Hybrid offices continue to dominate many companies, so chances are deliveries will be evenly spread between offices and homes. This year, you can expect a busy holiday - with about the same sales as last year. Despite the economic woes, the holiday is expected to be a good one. It's wise to plan ahead, so here are a few tips to get you started:

1. Give adequate lead time to vendors. Pre-order what you would normally expect, and keep it at about what you ordered last year. To be ahead of the crowd, have your orders to vendors no later than mid-January so your product is secured.

2. Don't skimp on marketing on social media. Instagram, Facebook and other social media will keep you in front of your customers, so make sure your customers know what you're offering and how you can help them. Remember - it's a last minute holiday - so don't be discouraged if you aren't seeing any orders yet.

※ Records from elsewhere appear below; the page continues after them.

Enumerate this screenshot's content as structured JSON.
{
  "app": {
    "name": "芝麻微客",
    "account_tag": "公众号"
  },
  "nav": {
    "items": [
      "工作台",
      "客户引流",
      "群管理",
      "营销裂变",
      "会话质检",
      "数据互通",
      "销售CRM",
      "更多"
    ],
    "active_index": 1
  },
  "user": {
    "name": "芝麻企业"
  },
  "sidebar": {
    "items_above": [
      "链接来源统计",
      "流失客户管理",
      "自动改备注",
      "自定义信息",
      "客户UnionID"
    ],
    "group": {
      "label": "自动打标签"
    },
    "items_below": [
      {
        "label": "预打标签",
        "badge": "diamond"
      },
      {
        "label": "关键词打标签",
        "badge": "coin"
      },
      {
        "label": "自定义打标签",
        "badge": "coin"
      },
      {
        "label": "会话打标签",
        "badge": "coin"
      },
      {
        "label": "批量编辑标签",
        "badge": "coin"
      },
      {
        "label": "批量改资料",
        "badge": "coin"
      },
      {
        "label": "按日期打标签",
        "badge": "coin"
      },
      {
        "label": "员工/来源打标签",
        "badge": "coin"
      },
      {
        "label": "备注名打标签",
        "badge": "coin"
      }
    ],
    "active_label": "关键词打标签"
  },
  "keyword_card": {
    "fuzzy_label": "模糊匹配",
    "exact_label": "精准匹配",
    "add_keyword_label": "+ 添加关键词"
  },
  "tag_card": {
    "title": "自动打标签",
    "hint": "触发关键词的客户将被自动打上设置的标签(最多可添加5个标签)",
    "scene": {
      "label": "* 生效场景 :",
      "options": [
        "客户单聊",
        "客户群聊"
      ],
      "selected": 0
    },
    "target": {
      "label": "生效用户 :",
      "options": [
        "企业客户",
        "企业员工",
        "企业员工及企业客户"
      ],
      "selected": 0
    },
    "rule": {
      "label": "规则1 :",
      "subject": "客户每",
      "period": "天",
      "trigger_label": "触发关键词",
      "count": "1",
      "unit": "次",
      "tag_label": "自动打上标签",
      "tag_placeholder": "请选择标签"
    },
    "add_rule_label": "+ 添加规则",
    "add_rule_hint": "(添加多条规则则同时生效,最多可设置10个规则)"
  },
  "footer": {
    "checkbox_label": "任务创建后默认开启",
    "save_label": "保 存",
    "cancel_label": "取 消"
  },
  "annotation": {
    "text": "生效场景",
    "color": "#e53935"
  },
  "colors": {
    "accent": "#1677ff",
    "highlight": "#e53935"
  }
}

3. Keep pricing relatively the same as last year. While fuel pricing has come down - it hasn't necessarily translated into lower flower prices. Consumers are now used to paying more for just about everything. Pricing is driven by supply/demand and Valentine's Day is one of the highest supply challenges.

4. Don't sell yourself short on service. Remember - you deliver more value and service to a customer than a web service, so don't be afraid to charge for that. It's ok to up your delivery charge on the busiest day of the year. After all, you'll be adding an extraordinary amount of labor to make your deliveries run smoothly and some customers will wait until the last minute to order. Don't fear charging a premium delivery fee. Most of your customers will be willing to pay you to get the delivery there on time rather than face a disappointed partner.

5. Do all the physical prep-work ahead of time. Any repetitive work you can do ahead of time will make the day run smoother. Get supplies in early. Have staff green vases a week in advance so they are ready to be finished with flowers. A few days before Valentine's Day start rose arrangements so they can be tagged and ready to go out for delivery. Assemble and label your delivery boxes, fill water tubes, cut ribbons, etc. Streamlining any physical task will save you time the morning of Valentine's Day.

6. Make room in your shop. Rose arrangements take up space, so make sure you organize your workspace and cooler to accommodate additional room you'll need.

7. Keep an eye on the weather. We've had the mildest winter in years- but February in New England is always hard to predict when it comes to snow storms. Keep an eye out and plan accordingly.

8. Hire plenty of extra drivers for that day. Hire more drivers than you think you will need - because you'll want to get your deliveries out as early as possible. Colleges, restaurants, and delivery services are good sources to recruit drivers.

9. Assign one person to be your dispatcher. Make one person responsible for dispatching and managing your drivers. Set up delivery routes ahead of time and organize orders into zones in your shop. This way you will be able to expedite the delivery times and manage many more deliveries than on a normal day of business.

10. Get some emotional rest. Valentine's Day is the most stressful holiday because it all happens in one day. Before the holiday, take time for yourself and reflect on all you've accomplished. Take breaks during the day if you need them. Your emotional well-being and positive attitude will help you and your staff get through the stress. A "can do" attitude makes all the difference!

With some well thought out preparation and planning, you can get through the day without feeling overwhelmed and stressed.

“An hour of planning can save you 10 hours of doing.”